Table 22 Previously published linear regression between UCS and V_P for different rock types in dry condition

Fig. 14

Correlation between a and b constants of the linear regression of UCS-V_P under dry condition

Based on our measurements, a linear correlation between uniaxial compressive strength and I_S(50) was observed in saturated, and frozen conditions with a determination coefficient (R² = 0.74 and R² = 71), respectively. Also, nonlinear exponential correlation with a determination coefficient (R² = 0.88) was observed under frozen condition. Our findings are in agreement with the published results by Şahin et al. (2020) for different rock types such as basalt, limestone, marble, andesite, sandstone, and granite with a determination coefficient of 0.9. Our results are also in good accordance with the published data by Heidari et al. (2012) for gypsum rock in dry and saturated conditions with a determination coefficient of 0.94 and 0.93, respectively.

5 Conclusion

The laboratory tests were performed to provide more insight into critical mechanical properties of Hungarian marl samples such as uniaxial compressive strength (UCS), Brazilian tensile test, ultrasonic wave velocity, and point load test (PLT) under dry, saturated, and frozen condition. Also, based on our analyses, new correlations were developed between these properties. The following conclusions have been drawn:

• An average uniaxial compressive strength of frozen samples is 21.93 MPa, which is 86% more than saturated ones (11.76 MPa). Under freezing conditions, the cementation of the ice and particles improves the integrity of the rock mass, making the rock viscoplastic and brittle.
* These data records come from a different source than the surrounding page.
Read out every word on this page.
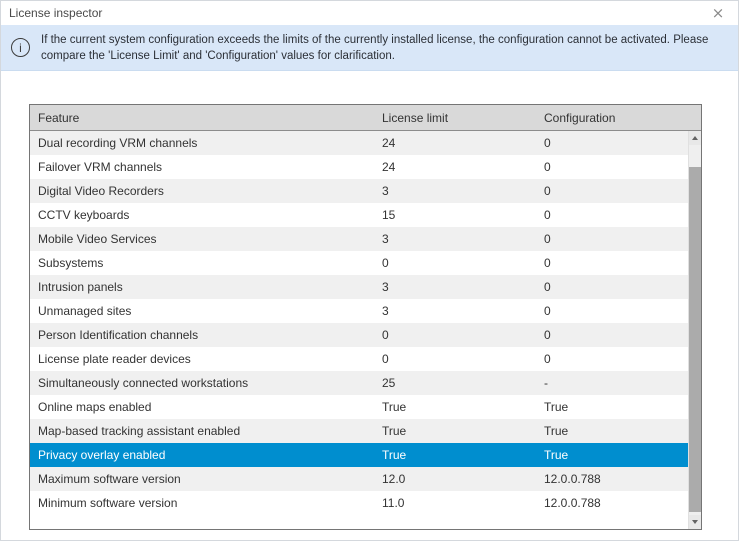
License inspector	×
i
If the current system configuration exceeds the limits of the currently installed license, the configuration cannot be activated. Please compare the 'License Limit' and 'Configuration' values for clarification.
Feature	License limit	Configuration
Dual recording VRM channels	24	0
Failover VRM channels	24	0
Digital Video Recorders	3	0
CCTV keyboards	15	0
Mobile Video Services	3	0
Subsystems	0	0
Intrusion panels	3	0
Unmanaged sites	3	0
Person Identification channels	0	0
License plate reader devices	0	0
Simultaneously connected workstations	25	-
Online maps enabled	True	True
Map-based tracking assistant enabled	True	True
Privacy overlay enabled	True	True
Maximum software version	12.0	12.0.0.788
Minimum software version	11.0	12.0.0.788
Moreover, the strength of rock mass is thought to increase in frozen rock because of the increase in the fracture initiation stress, which follows the elastic deformation region, due to a reduction in the stress concentration in the pores or interstitial spaces within the rock.

• The average tensile strength of frozen samples is 4.98 MPa, which is 219% more than saturated ones (1.56 MPa). So, the gain in strength in tensile strength is 2.5 times more than gain in strength in uniaxial compressive strength. The reason is that the reduction in stress concentration in tension was found to be more than in compression hence contributing to greater increases in tensile strength than that found in compressive strength.

• An average Young modulus of frozen samples is 2.74 GPa, which is 13% more than saturated ones (2.36 GPa).

• An average (σ_c/σ_t) of frozen samples is 5.35, which is 26% less than saturated ones 6.74.

• An average maximum axial failure strain of frozen samples is 1.37%, which is about 50% more than saturated ones (0.71%).

• An average modulus ratio of frozen samples is 110.28, which is 75% less than saturated ones (193.83).

• Interestingly, a good correlation was observed between uniaxial compressive strength (UCS) and V_P under the dry condition with a determination coefficient of 0.6. This correlation, notwithstanding, was week under saturated and frozen conditions.

• Considering the relationship between UCS and I_S(50), a good correlation observed under dry and frozen conditions with the determination coefficient of 0.8 and 0.7, respectively.

• Although there was a good correlation between M_R and maximum axial strain in saturated condition with the determination coefficient of 0.8, the observed correlation under dry and frozen conditions was not remarkable.

• Based on the (σ_c/σ_t) of examined samples, a good correlation was established between the (σ_c/σ_t) and V_P (km/s) under dry and frozen conditions with a determination coefficient of 0.7 and 0.6, respectively. Nevertheless, with much surprise, this correlation was not notable in saturated condition.